Previous work, for example Cierniak and Li [1], established that jointly permuting the dimensions of arrays and the loops of loop nests can achieve significant performance gains over either kind of transformation alone, or even the two consecutively. In this case, compilation units may also be small enough to render practical a brute force search for the optimal transformation.
One contribution of this paper is to provide additional evidence in support of these findings. The authors present experimental results from a dozen programs (or kernels) on one and eight processors of an Origin 2000 server. Importantly, they show their transformations’ benefits when used in combination with the control transformations performed by the production compiler. Viewed as a source of additional experimental confirmation for prior claims, the paper can be judged a success; it should go a long way towards dispelling any doubts about the fruitfulness of combining control and data transformations.
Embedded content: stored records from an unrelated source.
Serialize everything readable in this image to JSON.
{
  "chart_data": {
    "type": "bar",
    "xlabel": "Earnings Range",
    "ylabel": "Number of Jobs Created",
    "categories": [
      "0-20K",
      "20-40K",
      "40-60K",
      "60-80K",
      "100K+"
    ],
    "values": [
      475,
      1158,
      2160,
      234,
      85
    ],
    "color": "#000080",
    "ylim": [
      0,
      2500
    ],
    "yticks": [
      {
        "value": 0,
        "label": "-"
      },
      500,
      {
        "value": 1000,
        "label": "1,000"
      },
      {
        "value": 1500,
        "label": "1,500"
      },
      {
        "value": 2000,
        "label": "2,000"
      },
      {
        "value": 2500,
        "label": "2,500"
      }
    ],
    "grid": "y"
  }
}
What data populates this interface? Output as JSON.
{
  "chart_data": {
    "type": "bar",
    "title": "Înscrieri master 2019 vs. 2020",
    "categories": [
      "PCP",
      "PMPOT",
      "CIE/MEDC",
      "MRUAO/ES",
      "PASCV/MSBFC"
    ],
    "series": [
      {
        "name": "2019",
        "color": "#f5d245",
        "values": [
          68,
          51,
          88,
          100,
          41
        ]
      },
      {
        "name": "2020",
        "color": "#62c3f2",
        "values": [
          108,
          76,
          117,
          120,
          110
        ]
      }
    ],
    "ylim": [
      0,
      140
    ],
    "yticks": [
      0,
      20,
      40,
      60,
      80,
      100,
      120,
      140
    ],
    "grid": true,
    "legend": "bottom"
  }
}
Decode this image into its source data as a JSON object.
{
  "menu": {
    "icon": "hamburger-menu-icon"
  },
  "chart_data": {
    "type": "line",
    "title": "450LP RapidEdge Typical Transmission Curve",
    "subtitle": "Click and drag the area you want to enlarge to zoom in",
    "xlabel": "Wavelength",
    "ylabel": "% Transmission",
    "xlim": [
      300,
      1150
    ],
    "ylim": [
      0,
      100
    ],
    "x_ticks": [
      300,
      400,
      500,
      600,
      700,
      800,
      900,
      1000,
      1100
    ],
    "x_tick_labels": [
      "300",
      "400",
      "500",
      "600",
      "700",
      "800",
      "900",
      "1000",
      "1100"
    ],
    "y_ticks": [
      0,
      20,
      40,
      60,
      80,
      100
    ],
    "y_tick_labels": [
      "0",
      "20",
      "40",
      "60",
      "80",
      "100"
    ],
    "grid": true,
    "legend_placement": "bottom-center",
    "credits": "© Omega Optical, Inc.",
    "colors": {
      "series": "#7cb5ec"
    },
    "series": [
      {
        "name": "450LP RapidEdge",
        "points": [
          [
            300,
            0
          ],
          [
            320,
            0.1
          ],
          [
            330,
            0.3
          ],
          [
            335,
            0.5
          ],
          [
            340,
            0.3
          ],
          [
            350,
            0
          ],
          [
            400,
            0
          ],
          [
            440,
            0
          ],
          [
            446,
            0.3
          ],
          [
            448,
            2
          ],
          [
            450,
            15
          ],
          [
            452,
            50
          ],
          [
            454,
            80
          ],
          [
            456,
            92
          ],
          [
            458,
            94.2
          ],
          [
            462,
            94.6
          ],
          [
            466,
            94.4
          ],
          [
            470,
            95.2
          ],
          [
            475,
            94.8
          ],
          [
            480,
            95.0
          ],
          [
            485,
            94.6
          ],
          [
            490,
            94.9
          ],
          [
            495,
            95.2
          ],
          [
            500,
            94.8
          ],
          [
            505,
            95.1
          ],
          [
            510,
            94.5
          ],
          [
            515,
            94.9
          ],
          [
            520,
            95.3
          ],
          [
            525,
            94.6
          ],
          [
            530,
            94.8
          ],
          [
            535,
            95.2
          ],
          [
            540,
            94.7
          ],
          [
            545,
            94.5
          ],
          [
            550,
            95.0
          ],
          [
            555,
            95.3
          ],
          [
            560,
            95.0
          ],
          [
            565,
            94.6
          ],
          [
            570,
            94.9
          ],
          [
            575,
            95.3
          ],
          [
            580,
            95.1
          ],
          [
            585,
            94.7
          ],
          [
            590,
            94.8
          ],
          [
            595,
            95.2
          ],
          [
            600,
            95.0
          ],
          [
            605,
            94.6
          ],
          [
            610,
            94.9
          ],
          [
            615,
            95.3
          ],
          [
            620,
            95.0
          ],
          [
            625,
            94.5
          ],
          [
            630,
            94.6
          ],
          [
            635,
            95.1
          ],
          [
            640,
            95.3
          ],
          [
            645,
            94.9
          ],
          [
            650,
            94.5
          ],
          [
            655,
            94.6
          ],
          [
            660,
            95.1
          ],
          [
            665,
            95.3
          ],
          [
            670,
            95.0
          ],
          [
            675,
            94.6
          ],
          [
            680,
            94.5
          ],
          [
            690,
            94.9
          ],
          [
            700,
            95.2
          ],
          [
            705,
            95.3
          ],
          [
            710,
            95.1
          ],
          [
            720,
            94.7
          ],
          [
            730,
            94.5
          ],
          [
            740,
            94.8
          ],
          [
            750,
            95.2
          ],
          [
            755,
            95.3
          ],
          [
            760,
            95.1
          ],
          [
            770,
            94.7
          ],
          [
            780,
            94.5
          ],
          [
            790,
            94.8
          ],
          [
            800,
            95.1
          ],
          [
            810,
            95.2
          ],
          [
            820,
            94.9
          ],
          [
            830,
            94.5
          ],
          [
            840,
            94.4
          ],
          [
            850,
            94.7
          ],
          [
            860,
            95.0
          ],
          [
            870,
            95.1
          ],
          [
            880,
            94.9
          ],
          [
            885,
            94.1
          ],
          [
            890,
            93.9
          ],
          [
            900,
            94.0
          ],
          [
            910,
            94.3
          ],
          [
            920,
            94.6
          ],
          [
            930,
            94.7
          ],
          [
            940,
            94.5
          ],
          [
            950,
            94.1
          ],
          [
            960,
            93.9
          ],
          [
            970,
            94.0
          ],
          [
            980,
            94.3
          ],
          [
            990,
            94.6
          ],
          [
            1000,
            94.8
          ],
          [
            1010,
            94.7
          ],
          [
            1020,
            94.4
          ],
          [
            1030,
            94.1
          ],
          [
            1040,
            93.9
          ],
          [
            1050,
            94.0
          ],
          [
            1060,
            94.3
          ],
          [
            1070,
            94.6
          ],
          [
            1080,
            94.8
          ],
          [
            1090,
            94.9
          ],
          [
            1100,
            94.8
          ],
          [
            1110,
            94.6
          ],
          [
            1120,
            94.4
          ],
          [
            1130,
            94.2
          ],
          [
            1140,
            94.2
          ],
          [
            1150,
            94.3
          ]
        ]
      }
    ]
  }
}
Unfortunately, the authors see the paper’s major contribution elsewhere, in the technique they have developed to search for the optimal transformation. This technique embeds the set of arrays into an arbitrary sequence. This arbitrary sequence is then used to produce an integer linear programming (ILP) formulation of the problem that has far more variables and constraints than would otherwise have been needed, by considering overlapping pairs of consecutive arrays rather than individual arrays. If this has any purpose, other than to artificially inflate the number of variables and constraints the ILP solver is faced with, the authors do not make it clear.